Postby Lorredan on 20 Jul 2008, 05:15

Reconciling Classic myth with Christianity using this Mitelli Deck as the example.

*****1*****21****20****19****18****17*****6*****7*****8******9*****The Golden Age
0************************************************************************10 Nemesis/Tyche with 0 as Epimetheus
*****2******3******4*****5****16*****15****14****13***12****11***** The Iron Age
Bagetto/Atlas/Eos/Helios/Selene/Prometheus/Eros/Aphrodite/Themis/Geras:Time
Pope/Empress/Emperor/Pope/Menoetius/Oceanus/Lethe/Thantos/Mors:Hypnos/Eris:Ate

How it maybe got mixed/twisted up ;) in numbered order.
Draw a figure 8 on it's side on the above diagram starting at one crossing at 6/16. You end up with the cards in the order they are now. Cool eh? :?

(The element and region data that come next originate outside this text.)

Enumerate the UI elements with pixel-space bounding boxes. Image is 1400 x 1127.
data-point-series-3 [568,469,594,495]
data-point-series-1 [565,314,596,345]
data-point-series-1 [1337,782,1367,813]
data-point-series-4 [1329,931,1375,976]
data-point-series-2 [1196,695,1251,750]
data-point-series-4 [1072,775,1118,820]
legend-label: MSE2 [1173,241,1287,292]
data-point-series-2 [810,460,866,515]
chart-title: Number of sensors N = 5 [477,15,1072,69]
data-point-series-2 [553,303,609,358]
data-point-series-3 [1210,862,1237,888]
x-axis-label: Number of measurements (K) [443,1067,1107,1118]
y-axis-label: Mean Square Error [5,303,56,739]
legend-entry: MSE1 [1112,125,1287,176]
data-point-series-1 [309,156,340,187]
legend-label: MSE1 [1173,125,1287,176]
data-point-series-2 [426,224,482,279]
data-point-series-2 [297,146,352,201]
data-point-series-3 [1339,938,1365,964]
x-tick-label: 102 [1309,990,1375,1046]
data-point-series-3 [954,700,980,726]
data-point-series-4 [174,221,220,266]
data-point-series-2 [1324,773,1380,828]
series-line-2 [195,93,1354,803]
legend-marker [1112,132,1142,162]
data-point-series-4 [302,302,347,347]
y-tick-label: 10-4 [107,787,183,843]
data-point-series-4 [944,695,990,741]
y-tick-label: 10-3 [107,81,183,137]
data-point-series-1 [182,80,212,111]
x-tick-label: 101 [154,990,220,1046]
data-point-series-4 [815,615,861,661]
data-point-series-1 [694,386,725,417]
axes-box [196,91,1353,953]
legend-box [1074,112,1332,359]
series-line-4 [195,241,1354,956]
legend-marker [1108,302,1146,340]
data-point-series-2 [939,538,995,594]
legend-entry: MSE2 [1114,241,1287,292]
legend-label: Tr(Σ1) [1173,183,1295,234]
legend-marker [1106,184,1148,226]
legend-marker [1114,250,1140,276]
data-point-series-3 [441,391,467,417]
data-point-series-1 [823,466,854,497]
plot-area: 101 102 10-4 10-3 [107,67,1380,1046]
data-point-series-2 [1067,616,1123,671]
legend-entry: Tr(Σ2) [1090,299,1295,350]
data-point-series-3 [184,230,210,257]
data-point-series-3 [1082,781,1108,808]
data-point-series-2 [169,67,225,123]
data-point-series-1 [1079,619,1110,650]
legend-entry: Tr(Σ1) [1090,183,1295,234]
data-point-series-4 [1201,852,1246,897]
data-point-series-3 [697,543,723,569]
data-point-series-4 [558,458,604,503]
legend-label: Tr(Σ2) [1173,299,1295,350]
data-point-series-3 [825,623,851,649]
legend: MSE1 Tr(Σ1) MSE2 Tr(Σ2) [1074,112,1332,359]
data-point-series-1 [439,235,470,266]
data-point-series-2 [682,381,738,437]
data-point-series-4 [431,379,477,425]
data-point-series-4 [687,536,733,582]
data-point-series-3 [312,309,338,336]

The Golden Age was an era in which humanity lived like gods, nearly immortal, without wars (because there were no nations or governments or weapons) and without need or appetite of any kind. It didn't last.
Hesiod finds himself in the Iron Age. During this age humans live an existence of toil and misery. Children dishonor their parents, brother fights with brother and the social contract between guest and host is forgotten. During this age might makes right, and bad men use lies to be thought good. At the height of this age, humans no longer feel shame or indignation at wrongdoing and the gods will have completely foresaken humanity: "there will be no help against evil." Hesoid spoke of five Ages= 5 suits????

Ovid's Four Ages does not have a Heroic age and in the Iron Age, men demarcate nations with boundaries; they learn the arts of navigation and mining; they are warlike, greedy and impious. Truth, modesty and loyalty are nowhere to be found.